The Democratic Convergence Platform (Plataforma de Convergencia Democrática, PCD) was a Spanish organization that coordinated various pro-democracy parties, unions and associations (all illegal) towards the end of Francoist Spain.

==History==

===Origins===
In its founding manifesto the PCD called for the establishment of democracy in Spain and the opening of a constitutional process, pledging to promote a multiparty democracy, with a federal state structure, the freedom of the political prisoners, the return of exiles, freedom of association, right to strike, freedom of expression, association, assembly, demonstration, the abolition of all special courts and all those agencies and repressive organizations of the Francoist State, free elections, and the right to self-determination and self-government for the nationalities and regions of Spain.
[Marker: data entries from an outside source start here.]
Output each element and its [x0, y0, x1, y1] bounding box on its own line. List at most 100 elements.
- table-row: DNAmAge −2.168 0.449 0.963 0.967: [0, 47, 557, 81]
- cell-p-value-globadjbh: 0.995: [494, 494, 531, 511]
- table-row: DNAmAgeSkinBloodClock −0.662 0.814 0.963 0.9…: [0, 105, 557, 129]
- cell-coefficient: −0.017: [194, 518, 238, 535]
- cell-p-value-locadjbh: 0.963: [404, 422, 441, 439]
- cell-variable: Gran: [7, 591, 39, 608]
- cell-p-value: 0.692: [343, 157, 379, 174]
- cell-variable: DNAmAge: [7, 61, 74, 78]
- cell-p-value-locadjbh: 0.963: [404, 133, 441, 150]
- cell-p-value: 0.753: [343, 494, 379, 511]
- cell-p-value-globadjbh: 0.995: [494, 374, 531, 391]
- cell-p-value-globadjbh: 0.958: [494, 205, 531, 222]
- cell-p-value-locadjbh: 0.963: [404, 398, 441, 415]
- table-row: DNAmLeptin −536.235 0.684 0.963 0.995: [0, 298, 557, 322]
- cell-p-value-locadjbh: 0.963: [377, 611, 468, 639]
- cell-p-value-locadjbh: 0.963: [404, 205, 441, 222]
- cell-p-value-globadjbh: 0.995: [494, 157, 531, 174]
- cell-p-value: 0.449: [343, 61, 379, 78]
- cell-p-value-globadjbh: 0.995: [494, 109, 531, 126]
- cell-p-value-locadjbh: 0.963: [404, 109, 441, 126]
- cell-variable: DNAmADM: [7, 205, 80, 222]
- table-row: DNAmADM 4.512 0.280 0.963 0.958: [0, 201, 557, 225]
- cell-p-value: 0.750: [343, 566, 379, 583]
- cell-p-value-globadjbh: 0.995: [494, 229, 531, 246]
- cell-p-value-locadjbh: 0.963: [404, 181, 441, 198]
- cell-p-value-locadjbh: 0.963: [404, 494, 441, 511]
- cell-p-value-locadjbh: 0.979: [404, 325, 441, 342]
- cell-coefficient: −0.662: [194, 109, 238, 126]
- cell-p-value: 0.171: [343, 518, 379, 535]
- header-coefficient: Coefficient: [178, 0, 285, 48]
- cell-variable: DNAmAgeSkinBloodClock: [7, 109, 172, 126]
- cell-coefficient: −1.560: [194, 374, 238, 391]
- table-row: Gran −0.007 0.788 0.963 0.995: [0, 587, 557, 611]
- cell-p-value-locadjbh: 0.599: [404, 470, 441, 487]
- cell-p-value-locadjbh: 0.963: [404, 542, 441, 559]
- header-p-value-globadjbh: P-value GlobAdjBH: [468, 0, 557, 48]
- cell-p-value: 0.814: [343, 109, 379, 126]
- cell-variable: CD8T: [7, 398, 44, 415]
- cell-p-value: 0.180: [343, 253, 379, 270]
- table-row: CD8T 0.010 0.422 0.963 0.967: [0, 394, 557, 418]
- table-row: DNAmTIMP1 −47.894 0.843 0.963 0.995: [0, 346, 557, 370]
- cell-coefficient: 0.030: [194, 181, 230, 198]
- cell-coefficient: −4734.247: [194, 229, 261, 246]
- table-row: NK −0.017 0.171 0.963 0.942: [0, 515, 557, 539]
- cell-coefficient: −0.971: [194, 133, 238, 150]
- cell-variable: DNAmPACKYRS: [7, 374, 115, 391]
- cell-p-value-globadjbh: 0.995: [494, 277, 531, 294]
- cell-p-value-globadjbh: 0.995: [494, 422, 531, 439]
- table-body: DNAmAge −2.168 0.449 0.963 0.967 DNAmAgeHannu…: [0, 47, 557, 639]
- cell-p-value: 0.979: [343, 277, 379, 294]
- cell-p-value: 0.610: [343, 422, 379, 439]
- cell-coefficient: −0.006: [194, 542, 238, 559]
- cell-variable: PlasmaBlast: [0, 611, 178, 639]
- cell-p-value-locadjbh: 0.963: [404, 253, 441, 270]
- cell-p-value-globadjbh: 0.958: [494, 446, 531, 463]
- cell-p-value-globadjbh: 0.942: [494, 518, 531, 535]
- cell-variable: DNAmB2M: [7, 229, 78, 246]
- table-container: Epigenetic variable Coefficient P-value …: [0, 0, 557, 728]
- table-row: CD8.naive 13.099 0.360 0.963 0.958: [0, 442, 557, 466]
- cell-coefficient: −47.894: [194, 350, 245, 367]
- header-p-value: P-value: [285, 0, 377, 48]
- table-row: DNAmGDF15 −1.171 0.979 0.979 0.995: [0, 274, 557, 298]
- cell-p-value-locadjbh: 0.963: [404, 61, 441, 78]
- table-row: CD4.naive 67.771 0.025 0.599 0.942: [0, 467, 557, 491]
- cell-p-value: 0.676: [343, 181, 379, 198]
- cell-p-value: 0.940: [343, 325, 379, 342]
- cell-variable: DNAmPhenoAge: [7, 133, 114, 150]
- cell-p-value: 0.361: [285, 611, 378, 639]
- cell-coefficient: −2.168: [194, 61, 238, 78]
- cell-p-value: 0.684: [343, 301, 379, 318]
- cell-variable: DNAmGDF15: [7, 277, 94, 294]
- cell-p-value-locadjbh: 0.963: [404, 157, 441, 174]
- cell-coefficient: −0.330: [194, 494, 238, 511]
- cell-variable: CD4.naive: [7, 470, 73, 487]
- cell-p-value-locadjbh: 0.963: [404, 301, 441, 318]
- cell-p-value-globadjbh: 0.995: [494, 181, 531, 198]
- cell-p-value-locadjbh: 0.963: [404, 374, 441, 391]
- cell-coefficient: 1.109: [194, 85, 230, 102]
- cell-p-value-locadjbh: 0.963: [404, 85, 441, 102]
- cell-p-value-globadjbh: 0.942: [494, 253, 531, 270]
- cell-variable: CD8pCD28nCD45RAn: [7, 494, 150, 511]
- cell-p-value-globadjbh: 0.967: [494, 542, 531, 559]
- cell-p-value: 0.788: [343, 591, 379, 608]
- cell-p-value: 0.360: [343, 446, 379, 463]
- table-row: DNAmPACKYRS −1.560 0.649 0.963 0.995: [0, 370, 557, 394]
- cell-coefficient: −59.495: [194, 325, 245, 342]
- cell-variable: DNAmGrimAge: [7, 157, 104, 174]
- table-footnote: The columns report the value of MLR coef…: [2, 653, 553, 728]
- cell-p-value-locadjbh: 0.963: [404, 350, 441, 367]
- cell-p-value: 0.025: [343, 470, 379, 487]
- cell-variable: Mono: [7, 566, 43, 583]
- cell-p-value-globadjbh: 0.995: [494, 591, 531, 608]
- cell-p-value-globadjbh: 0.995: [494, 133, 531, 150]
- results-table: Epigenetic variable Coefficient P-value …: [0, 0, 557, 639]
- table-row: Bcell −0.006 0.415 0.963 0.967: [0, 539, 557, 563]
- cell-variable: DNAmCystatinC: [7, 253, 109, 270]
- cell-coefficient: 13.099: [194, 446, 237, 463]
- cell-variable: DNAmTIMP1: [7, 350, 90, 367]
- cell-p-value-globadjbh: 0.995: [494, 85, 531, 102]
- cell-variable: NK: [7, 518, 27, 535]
The organizations signing the manifesto were the Spanish Socialist Workers Party (PSOE), the Communist Movement of Spain (MCE), Democratic Left, the Revolutionary Organization of Workers (ORT), Socialist Party of Catalonia–Regrouping, the Basque Advisory Council, the Democratic Union of the Valencian Country, the Spanish Social Democratic Union, the Carlist Party, the Galician Social Democratic Party and the General Union of Workers (UGT) and independent Social Democrats, liberals and christian-democrats. The PCD was dominated by the PSOE.

===Platajunta===
In 1976 the PCD formed a common front with the Democratic Junta of Spain, finally merging the two platforms in 1976. The merge was called Democratic Convergence, also known as the "Platajunta".